第522話 何気無い日常 その6

俺は屋敷に戻ってケンイチに後の事を頼んでマールを抱き上げてマール成分を吸収してから、先行して居る王宮魔法師団と合流したのであった。



現地に到着してみると、戦況は思わしく無く、かなりの損害が出て居るようであった。

今回突然宣戦布告して来たアンドレア王国の精鋭は練度が高く、更に彼の国の魔法部隊も非常に有能で脅威の大将らしい。どうやら十分な準備と策を練って来たようである。

一方迎え撃つ我が方の同盟国であるライバック王国は元々商業と農業で栄える国で練度という面に於いては非常にショボく国軍と言っても俺の所の領軍のみで滅する事が可能なレベルに思える。


既にライバック王国の国軍は半数以上が死傷しており事実上壊滅に近い状態であった。


尤も王宮魔法師団が緊急で治療をしたお陰でなんとか形を残して居ると言っても過言ではないだろう。


「オオサワ侯爵、これは如何に盛り返せば良いでしょうか?」と俺に訊いて来る王宮魔法師団長。

ここに来て俺に振ってくるのかよ!?と思う所がなくもないが、下手な役割でジリ貧になるよりはマシかと考えからを切り替えて無い知恵を絞り出す。

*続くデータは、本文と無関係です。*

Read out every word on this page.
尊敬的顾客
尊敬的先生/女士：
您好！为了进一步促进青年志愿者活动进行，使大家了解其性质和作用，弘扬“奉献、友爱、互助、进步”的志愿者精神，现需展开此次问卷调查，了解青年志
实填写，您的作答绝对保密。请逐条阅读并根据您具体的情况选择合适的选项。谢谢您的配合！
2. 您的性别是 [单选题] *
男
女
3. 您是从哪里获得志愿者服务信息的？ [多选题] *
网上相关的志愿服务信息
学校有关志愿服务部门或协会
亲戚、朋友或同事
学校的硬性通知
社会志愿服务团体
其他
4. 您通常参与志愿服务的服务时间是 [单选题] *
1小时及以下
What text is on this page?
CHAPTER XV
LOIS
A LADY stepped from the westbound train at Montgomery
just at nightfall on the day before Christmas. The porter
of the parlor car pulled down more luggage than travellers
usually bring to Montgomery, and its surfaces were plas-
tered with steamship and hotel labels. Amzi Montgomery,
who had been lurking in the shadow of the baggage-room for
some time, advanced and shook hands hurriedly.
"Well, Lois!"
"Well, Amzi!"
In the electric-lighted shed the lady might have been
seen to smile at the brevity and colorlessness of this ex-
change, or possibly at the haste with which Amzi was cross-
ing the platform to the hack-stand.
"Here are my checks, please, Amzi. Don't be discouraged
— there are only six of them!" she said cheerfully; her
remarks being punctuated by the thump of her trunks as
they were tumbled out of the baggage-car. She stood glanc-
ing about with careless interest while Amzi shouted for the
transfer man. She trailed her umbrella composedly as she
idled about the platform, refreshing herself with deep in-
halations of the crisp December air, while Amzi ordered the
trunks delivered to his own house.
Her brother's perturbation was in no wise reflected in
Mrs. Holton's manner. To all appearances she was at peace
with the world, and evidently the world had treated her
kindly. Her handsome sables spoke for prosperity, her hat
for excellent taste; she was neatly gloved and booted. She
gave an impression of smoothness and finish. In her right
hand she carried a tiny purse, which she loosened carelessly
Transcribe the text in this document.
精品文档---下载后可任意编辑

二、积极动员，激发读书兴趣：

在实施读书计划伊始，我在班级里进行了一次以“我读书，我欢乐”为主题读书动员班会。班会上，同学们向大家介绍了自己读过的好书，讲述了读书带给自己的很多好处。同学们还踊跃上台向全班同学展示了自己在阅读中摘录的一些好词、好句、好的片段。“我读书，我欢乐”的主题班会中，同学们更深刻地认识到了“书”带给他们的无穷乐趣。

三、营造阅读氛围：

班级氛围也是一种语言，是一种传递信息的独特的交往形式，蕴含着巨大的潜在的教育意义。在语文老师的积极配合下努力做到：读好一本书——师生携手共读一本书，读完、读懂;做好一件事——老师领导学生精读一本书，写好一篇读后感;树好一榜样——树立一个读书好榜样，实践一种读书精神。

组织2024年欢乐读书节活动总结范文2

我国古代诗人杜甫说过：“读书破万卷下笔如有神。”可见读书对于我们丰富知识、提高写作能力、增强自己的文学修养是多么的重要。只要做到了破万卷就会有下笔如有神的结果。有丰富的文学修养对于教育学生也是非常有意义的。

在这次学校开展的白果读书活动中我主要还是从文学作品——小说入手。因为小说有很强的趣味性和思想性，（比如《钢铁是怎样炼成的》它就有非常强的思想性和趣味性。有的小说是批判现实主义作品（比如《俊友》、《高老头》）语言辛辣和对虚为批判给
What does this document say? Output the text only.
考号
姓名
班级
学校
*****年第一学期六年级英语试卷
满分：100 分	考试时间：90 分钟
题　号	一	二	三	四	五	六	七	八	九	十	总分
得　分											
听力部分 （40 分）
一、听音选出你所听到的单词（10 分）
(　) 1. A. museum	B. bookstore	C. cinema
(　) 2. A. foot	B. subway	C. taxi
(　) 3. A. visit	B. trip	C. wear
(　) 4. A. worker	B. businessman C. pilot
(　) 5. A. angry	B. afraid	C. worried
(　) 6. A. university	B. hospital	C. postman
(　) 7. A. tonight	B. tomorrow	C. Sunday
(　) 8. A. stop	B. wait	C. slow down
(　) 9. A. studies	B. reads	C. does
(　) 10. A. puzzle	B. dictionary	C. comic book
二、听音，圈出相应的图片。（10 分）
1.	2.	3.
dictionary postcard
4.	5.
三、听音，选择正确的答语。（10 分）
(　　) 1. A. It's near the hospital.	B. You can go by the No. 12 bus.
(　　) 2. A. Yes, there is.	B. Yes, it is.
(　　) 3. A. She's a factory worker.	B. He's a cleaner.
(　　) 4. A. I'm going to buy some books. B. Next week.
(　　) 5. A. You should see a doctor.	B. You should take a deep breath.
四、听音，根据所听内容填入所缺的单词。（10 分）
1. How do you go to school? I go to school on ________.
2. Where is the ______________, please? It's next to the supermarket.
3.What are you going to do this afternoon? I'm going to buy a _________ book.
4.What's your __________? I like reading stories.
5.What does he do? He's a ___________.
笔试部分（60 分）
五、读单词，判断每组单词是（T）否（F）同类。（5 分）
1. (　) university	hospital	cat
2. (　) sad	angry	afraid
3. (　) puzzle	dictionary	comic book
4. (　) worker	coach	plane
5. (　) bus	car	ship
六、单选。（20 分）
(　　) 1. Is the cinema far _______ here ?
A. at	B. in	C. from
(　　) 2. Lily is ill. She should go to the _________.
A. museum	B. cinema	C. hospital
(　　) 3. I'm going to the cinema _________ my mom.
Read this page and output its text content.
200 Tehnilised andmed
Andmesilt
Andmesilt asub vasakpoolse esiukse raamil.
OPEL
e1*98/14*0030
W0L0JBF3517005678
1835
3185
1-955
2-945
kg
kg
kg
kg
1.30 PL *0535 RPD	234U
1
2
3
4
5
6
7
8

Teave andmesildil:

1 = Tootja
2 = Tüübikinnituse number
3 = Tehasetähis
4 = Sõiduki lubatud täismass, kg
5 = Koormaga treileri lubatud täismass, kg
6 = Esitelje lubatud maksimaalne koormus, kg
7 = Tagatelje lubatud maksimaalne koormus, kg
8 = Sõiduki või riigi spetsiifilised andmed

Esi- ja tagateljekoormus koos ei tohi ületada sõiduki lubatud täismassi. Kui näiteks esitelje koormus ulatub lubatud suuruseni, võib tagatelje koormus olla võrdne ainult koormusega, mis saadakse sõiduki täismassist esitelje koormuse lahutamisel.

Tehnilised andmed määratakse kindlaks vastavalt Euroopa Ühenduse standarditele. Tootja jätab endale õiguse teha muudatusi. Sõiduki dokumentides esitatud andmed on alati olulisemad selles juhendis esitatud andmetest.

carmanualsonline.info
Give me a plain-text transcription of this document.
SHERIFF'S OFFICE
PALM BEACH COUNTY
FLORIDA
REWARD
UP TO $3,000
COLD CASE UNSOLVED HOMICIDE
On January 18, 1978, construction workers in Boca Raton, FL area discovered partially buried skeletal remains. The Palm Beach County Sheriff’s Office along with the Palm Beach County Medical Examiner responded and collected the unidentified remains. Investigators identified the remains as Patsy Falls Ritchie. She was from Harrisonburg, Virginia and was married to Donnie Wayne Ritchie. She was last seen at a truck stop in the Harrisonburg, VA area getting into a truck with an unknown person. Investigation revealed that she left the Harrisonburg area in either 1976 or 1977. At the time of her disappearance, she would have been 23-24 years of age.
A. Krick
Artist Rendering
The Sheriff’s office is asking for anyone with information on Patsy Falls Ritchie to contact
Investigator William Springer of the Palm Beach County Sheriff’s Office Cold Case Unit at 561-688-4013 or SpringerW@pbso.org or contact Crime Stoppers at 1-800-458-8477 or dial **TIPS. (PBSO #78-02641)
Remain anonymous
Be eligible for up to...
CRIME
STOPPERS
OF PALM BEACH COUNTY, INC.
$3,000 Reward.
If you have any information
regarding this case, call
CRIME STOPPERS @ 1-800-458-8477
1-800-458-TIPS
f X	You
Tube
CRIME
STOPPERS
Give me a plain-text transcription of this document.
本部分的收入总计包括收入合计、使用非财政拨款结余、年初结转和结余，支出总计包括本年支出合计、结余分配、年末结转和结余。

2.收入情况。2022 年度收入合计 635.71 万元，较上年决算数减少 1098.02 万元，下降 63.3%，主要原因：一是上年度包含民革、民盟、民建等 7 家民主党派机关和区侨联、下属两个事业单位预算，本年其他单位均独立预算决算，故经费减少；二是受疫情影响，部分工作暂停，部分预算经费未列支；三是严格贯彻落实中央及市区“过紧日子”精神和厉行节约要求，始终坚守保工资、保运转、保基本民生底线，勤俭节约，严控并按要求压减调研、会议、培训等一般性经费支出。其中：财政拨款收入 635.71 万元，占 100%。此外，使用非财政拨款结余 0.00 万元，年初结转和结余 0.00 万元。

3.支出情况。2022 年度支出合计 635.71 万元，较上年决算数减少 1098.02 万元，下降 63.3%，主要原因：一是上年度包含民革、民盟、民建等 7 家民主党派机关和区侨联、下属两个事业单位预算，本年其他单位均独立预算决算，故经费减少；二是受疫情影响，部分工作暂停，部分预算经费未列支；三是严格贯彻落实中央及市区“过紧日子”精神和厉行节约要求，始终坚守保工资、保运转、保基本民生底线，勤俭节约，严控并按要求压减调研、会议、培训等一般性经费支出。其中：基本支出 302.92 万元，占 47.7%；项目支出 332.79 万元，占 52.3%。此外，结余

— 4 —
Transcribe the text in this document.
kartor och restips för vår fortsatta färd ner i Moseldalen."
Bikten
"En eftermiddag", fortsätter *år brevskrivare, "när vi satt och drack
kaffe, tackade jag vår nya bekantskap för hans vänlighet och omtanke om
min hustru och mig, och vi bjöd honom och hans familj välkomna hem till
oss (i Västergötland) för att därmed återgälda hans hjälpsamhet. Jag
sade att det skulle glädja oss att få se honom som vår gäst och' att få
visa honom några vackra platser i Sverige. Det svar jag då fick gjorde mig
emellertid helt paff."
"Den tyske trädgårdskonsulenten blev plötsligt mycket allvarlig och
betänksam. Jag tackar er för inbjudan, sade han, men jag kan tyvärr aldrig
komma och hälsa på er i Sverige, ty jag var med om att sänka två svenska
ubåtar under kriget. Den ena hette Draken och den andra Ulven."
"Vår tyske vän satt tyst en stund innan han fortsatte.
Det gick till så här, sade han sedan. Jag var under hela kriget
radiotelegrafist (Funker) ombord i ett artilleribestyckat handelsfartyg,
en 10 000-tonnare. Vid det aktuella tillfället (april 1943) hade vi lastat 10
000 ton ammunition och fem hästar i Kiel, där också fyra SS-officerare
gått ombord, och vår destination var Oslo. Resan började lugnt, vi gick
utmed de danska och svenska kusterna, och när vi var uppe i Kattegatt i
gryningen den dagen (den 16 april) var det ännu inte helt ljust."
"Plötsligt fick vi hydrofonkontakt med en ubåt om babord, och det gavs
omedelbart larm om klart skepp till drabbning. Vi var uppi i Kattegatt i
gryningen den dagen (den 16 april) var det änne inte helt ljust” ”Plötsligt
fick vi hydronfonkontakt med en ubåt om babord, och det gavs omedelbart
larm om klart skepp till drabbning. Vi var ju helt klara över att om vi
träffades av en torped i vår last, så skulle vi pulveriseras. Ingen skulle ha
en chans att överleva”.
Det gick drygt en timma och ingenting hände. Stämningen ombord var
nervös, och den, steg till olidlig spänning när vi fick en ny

まず一旦敵の後方を攻撃して、浮き足だった前線を俺の極光でなぎ払うと言うプランを出してみた。


俺は魔法部隊のコーエンさんを呼んでミスト・バーンで中盤から後方に掛けてをフットバス様に命じたのだった。


更に前線のこちらサイドの兵士には退却わを命じて爆発に備える様にと伝令を飛ばした。


コーエンさんと魔法部隊が、隠密モードで空中から中盤の上空にフォース・フィールドの足場を出して留まり其処からミスト・バーンのミストを出して居る。


十分に気化魔力が満ちた所で撤退の合図と共にゲートで此方の後方に戻って来ると、チュッドーーンと言うこれまでこの戦場になかった爆音が鳴り響いて中盤の兵士が壊滅し後方からの爆風と衝撃波で前線の兵士にもダメージが入った。

これでかなりの兵士を間引く事が出来た。


おれは前線に立って極光のレーザーを一振りして、前線に残って居た兵士の命を刈り取った。正直魔物相手なら気が咎める事は無いが人間相手にこれを使うのは気が引ける。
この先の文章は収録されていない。